This stipulation is not applicable to provisioning required
to be made as indicated above. In other words, amounts
set aside for making provision for NPAs as above are not
eligible for tax deductions.
Therefore, the banks should either make full provision as
per the guidelines or write-off such advances and claim
such tax benefits as are applicable, by evolving
appropriate methodology in consultation with their
auditors/ tax consultants. Recoveries made in such
accounts should be offered for tax purposes as per the
rules”.
The appellant submitted before us that the Reserve Bank of India had
failed to exercise the statutory powers vested in it and therefore, it failed to
perform a legal duty cast upon it by law. The appellant was, therefore,
entitled to invoke the writ jurisdiction of the High Court for issuance of Writ
of Mandamus to the Reserve Bank of India to act in accordance with its
statutory obligations. In this connection, reference has been made to
Sections 21, 22(4), 27, 30, 35, 35A, 36, 36AA, and 45 of the Banking
Regulation Act, 1949.
Section 21 of the Banking Regulation Act empowers the Reserve
Bank to determine the policy in relation to advances to be followed by
banking companies generally, or by any banking company in particular. The
policy, if so, determined by the Reserve Bank of India in public interest or in
the interest of depositors or banking policy, must be followed by all banking
companies. In the instant case there is no material whatsoever to
demonstrate that the Reserve Bank of India has failed to exercise its powers
under Section 21 of the aforesaid Act, nor is there anything to prove that the
Respondent No.6 Bank herein has not followed any policy so determined by
the Reserve Bank of India.
Section 22 (4) of the aforesaid Act empowers the Reserve Bank of
India to cancel a licence granted to a banking company in the circumstances
mentioned therein. We fail to understand how the said provision is at all
relevant since it is not the case of the appellant that the licence granted to the
Respondent No.6 Bank should be cancelled.

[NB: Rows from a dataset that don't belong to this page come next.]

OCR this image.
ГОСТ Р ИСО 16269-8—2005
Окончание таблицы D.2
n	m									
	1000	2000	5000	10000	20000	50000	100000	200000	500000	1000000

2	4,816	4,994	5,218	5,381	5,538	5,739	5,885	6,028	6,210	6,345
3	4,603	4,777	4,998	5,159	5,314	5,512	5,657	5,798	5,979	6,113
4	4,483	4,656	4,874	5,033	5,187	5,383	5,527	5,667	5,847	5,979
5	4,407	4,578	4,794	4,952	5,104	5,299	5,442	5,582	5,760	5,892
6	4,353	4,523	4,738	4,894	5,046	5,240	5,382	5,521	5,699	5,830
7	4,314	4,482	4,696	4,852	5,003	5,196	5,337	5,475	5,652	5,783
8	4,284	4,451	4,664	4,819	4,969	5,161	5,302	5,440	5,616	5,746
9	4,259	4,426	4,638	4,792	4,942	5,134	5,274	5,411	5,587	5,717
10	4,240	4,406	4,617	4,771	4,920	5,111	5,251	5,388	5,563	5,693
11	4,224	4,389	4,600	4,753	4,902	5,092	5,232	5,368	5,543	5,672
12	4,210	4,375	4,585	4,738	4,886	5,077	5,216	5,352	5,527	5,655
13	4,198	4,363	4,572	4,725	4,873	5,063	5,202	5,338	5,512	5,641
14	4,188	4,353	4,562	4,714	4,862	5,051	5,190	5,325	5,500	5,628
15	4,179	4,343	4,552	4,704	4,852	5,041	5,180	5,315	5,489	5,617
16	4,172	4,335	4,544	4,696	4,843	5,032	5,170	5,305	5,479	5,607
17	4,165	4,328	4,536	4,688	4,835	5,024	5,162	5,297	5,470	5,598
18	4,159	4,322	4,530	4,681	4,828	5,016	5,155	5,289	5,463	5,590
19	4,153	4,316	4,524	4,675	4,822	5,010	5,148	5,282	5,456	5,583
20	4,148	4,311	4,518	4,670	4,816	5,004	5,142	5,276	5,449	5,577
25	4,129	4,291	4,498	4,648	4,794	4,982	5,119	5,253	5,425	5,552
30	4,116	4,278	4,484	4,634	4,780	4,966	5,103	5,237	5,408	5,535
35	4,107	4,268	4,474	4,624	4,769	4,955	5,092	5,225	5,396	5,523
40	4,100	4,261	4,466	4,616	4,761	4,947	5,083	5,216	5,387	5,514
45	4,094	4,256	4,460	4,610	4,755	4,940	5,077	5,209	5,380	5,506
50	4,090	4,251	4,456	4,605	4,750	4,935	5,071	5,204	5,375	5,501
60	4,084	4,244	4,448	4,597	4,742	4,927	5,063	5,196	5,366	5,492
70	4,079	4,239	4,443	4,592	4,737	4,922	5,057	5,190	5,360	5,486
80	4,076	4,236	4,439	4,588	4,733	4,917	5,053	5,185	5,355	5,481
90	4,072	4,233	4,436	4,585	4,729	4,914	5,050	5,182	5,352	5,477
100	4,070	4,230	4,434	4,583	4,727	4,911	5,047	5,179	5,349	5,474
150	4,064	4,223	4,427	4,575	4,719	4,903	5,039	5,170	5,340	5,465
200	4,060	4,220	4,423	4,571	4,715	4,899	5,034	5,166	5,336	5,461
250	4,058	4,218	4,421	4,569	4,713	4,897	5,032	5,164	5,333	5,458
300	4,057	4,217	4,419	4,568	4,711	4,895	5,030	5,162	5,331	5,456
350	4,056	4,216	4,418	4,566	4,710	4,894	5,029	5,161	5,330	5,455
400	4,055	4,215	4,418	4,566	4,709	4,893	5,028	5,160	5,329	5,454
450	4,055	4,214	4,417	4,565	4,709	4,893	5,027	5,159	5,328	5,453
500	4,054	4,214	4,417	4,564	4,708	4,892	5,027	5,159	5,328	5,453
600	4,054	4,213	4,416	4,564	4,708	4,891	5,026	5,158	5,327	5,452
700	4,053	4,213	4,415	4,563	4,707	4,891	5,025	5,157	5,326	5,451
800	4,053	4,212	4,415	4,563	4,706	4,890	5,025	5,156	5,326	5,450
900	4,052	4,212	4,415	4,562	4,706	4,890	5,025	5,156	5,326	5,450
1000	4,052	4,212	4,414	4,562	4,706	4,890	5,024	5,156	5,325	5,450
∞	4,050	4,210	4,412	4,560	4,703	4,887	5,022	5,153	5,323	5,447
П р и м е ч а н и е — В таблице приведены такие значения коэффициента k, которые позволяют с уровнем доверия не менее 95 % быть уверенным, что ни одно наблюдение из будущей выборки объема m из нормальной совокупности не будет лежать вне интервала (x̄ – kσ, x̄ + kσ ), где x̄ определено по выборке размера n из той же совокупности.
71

Section 27 casts an obligation on every banking company to submit to
the Reserve Bank a return in the prescribed form and manner showing its
assets and liabilities in accordance with the aforesaid provision. The
Reserve Bank is also authorized at any time to direct a banking company to
furnish it such statements and information relating to the business or affairs
of the banking company as it may consider necessary or expedient to obtain
for the purposes of the Act. We fail to understand how Section 27 is at all
relevant in the instant case because it is not the case of the appellant, nor has
any material being placed on record to show, that there has been breach of
Section 27 of the aforesaid Act.
Similarly, Section 30 which deals with audit of the balance sheet and
profit and loss account of a banking company by a qualified auditor is not at
all relevant. SubSection (1B) of Section 30 empowers the Reserve Bank to
order a special audit. In the instant case we are not concerned at all with the
appointment of auditors.
Section 35 relates to inspection of banking companies. It empowers
the Reserve Bank to cause an inspection to be made by one or more of its
officers of any banking company and its books and accounts.

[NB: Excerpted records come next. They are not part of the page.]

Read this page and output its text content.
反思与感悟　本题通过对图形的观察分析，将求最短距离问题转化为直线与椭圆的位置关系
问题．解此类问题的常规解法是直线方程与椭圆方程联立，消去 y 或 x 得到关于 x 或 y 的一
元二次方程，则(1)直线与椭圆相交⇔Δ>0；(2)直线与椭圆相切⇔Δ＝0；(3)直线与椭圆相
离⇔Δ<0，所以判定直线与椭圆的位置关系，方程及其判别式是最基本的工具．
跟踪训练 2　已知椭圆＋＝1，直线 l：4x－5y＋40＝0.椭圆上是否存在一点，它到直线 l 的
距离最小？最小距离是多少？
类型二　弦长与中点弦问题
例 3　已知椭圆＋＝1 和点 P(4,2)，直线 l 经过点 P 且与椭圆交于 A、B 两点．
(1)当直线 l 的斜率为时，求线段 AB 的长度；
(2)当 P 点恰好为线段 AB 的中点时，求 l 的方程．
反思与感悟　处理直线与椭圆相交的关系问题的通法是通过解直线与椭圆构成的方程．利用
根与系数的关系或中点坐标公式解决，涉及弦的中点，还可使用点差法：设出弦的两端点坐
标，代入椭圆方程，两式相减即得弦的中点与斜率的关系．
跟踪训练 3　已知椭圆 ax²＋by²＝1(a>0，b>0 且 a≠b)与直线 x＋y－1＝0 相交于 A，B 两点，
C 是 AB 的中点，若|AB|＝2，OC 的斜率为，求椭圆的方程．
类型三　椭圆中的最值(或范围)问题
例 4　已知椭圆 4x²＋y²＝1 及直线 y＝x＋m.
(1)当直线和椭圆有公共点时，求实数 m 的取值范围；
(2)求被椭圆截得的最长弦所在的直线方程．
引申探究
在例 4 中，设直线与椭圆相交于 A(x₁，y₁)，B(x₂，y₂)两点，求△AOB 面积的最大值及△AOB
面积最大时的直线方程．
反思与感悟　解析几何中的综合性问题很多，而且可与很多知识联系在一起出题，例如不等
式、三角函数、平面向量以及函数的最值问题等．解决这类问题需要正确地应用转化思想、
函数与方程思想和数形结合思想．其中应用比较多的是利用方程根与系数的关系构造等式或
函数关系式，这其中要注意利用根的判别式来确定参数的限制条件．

Section 36 enumerates the other powers and functions of the Reserve
Bank. Similarly Section 36AA empowers the Reserve Bank to remove from
office any Chairman, Director, Chief Executive Officer or other officer or
employee of the banking company, subject to the conditions laid down in
that provision.
Section 45 confers power on the Reserve Bank to apply to the Central
Government for suspension of business by a banking company and to
prepare scheme of reconstitution or amalgamation. We fail to appreciate
how any of these provisions is relevant to the issue that arises in the instant
appeal. No doubt, the Reserve Bank has been vested with wide powers to
control and regulate the functioning of banks. If need be, those powers may
be exercised by the Reserve Bank. In the instant case, we are only
concerned with the writing off of non-performing assets. Nothing has been
produced on record to satisfy us that the Reserve Bank has acted in breach of
its legal obligations in the matter of granting permission to the Respondent
No.6 Bank to write off the debts that have become non-performing assets.
The appellant made a general submission that there was no
justification for writing off the bad debts amounting to Rs.120 crores.

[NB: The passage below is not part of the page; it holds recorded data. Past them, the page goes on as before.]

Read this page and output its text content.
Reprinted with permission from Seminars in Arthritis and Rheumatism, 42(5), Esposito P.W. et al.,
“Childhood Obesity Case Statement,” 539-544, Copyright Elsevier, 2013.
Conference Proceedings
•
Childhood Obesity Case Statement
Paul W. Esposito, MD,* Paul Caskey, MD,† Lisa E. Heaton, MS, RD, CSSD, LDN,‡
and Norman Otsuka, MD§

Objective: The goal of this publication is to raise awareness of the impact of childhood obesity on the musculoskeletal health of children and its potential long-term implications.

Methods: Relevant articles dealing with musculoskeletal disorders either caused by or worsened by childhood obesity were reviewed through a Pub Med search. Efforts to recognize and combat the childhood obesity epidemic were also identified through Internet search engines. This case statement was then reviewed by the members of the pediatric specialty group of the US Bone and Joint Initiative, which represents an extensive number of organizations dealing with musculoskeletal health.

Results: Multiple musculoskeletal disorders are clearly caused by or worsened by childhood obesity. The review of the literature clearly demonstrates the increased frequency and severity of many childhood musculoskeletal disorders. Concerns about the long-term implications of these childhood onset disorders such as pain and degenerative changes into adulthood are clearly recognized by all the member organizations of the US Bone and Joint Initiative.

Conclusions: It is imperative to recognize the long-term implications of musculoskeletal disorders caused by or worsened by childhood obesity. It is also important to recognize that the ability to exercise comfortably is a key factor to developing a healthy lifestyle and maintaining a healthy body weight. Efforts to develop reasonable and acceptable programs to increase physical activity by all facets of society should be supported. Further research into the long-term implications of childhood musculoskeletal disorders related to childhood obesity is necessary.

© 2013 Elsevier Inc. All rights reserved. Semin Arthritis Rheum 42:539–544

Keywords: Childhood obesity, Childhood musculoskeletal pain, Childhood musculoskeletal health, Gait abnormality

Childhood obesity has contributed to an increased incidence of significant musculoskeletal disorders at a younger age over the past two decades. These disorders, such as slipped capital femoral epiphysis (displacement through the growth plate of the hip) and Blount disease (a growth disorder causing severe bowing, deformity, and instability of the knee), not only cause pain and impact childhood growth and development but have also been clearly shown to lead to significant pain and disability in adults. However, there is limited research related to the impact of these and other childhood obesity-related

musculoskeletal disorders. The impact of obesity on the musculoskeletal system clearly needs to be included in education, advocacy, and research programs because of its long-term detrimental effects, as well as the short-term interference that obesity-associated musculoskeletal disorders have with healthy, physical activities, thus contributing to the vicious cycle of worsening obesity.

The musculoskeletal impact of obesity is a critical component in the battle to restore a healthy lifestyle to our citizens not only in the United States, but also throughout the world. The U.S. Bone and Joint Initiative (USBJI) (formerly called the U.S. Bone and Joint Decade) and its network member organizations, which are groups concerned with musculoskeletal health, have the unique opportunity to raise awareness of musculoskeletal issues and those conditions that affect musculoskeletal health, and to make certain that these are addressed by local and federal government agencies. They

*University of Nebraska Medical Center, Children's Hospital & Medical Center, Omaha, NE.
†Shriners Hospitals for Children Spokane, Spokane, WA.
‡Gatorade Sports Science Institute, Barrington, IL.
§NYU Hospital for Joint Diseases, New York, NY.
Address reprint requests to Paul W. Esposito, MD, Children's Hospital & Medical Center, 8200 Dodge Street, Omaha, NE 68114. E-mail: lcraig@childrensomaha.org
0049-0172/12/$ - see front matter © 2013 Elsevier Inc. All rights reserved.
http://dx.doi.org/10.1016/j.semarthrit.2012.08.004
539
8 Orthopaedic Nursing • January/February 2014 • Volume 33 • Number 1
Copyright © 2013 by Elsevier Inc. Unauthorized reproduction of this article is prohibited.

Respondent No.6 Bank should have taken all necessary steps to recover the
debts and to enforce its rights under Sections 13 and 14 of the Securitisation
Act, 2002 and Sections 19 and 31A of the Recovery of Debts Due to Bank
Act, 1993. The Bank can proceed against the original security and the
secured assets of the borrowers and recover its dues. Writing off bad debts
was detrimental to the interest of a banking company.
It is no doubt true that amounts advance by banks must be recovered.
Such debts should not be permitted to become non-performing assets.
However, one cannot lose sight of the realities of the situation. Having
regard to the nature of banking business, it is possible that the Bank may
commit an error of judgment in advancing funds to a particular party or
industry. It may be that on account of other factors beyond its control, or
even beyond the control of the borrowers, it may become difficult, or even
impossible to recover the loan advanced in accordance with the schedule of
re-payment, or to recover the loan at all. These are risks inherent in the
banking business, though a wise banker with foresight and anticipation may
reduce such risks to the minimum level. One cannot however, jump to the
conclusion that only because some of the debts have become bad, there is
lack of proper management of the Bank, or that the conduct of the Bank is
dishonest or mala-fide. In a given case, there may be evidence of such mis-
management or dishonest conduct, but in the absence of any such accusation
one cannot draw an adverse inference against the Bank. In the instant case,
though some of the debts have to be written off, with little chance of
substantial recovery, we cannot lose sight of the fact that the Bank has
generated considerable operating profits and has built up a substantial
general reserve over the years, against which the debts written off have been
adjusted.
We, therefore, find no merit in this appeal. The same is accordingly
dismissed but without any order as to costs.
..J
(B. P. SINGH )
..J
( ALTAMAS KABIR )
New Delhi ;
May 11, 2006
IN THE SUPREME COURT OF INDIA
CIVIL APPELLATE JURISDICTION
TRANSFERRED CASE NO.48 OF 2005
(Arising out of T.P. No.1 of 2005)
Salim Akbarali Nanji Appellant
Versus
Union of India & Ors. Respondents
J U D G M E N T
B.P. SINGH, J.
The issues involved in this case are the same as in the connected civil
appeal which we have dismissed by our judgment and order today. In this
case as well the petitioner prayed for quashing or setting aside the
permission granted by the Reserve Bank of India to the Respondent Bank to
write off the non-performing assets. The petitioner had filed a writ petition
before the High Court of Judicature at Bombay being Writ Petition No.2615
of 2004. By our order dated July 25, 2005, the case was transferred to this
Court so as to be heard and disposed of with the connected civil appeal.
This case is also dismissed but without any order as to costs.